YuchenLi01/ultrafeedbackSkyworkAgree_alignmentZephyr7BSftFull_sdpo_score_ebs128_lr1e-07_2

TEXT GENERATIONConcurrency Cost:1Model Size:7BQuant:FP8Ctx Length:4kPublished:Apr 10, 2025Architecture:Transformer Cold

YuchenLi01/ultrafeedbackSkyworkAgree_alignmentZephyr7BSftFull_sdpo_score_ebs128_lr1e-07_2 is a 7 billion parameter language model, fine-tuned from alignment-handbook/zephyr-7b-sft-full.

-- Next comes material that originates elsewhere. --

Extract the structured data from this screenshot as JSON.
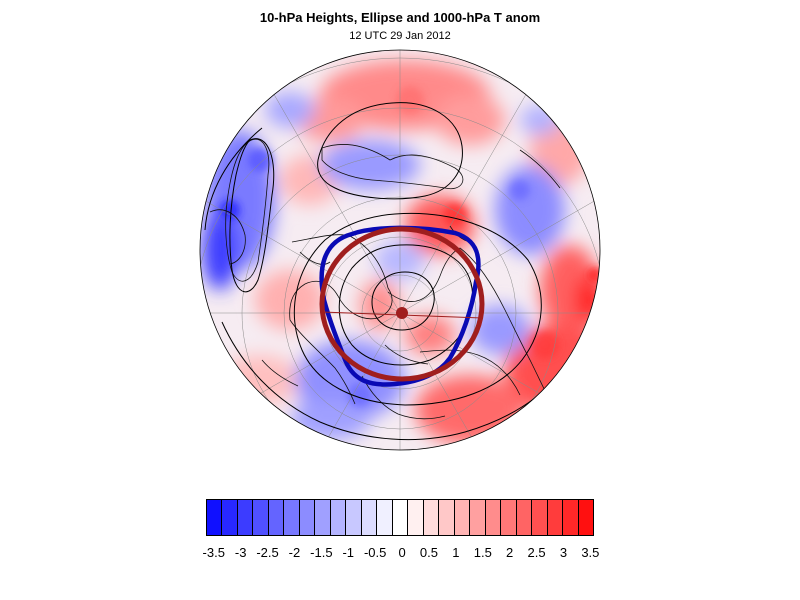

This model was trained using Direct Preference Optimization (DPO) with TRL, enhancing its ability to align with human preferences. It is designed for text generation tasks where preference alignment is crucial, offering improved response quality based on explicit feedback.

Loading preview...

Model Overview

This model, YuchenLi01/ultrafeedbackSkyworkAgree_alignmentZephyr7BSftFull_sdpo_score_ebs128_lr1e-07_2, is a 7 billion parameter language model built upon the foundation of alignment-handbook/zephyr-7b-sft-full. It has been specifically fine-tuned using Direct Preference Optimization (DPO), a method that leverages human preference data to improve model alignment without requiring a separate reward model. The training was conducted using the TRL (Transformer Reinforcement Learning) library.

Key Capabilities

  • Preference Alignment: Enhanced to generate responses that better align with human preferences, thanks to DPO training.
  • Text Generation: Capable of various text generation tasks, producing outputs informed by preference-based learning.
  • Fine-tuned from Zephyr-7B-SFT-Full: Benefits from the strong base capabilities of its parent model, further refined for alignment.

Training Details

The model's training procedure involved:

  • Methodology: Direct Preference Optimization (DPO), as detailed in the paper "Direct Preference Optimization: Your Language Model is Secretly a Reward Model".
  • Framework: Utilized the TRL library (version 0.12.0) for the training process.
  • Dependencies: Built with Transformers 4.46.3, Pytorch 2.3.0, Datasets 3.1.0, and Tokenizers 0.20.3.

Good For

  • Applications requiring high-quality, preference-aligned text generation.
  • Scenarios where models need to understand and adhere to human feedback implicitly through DPO.
  • Developers looking for a 7B parameter model with strong conversational or instructional capabilities refined by preference learning.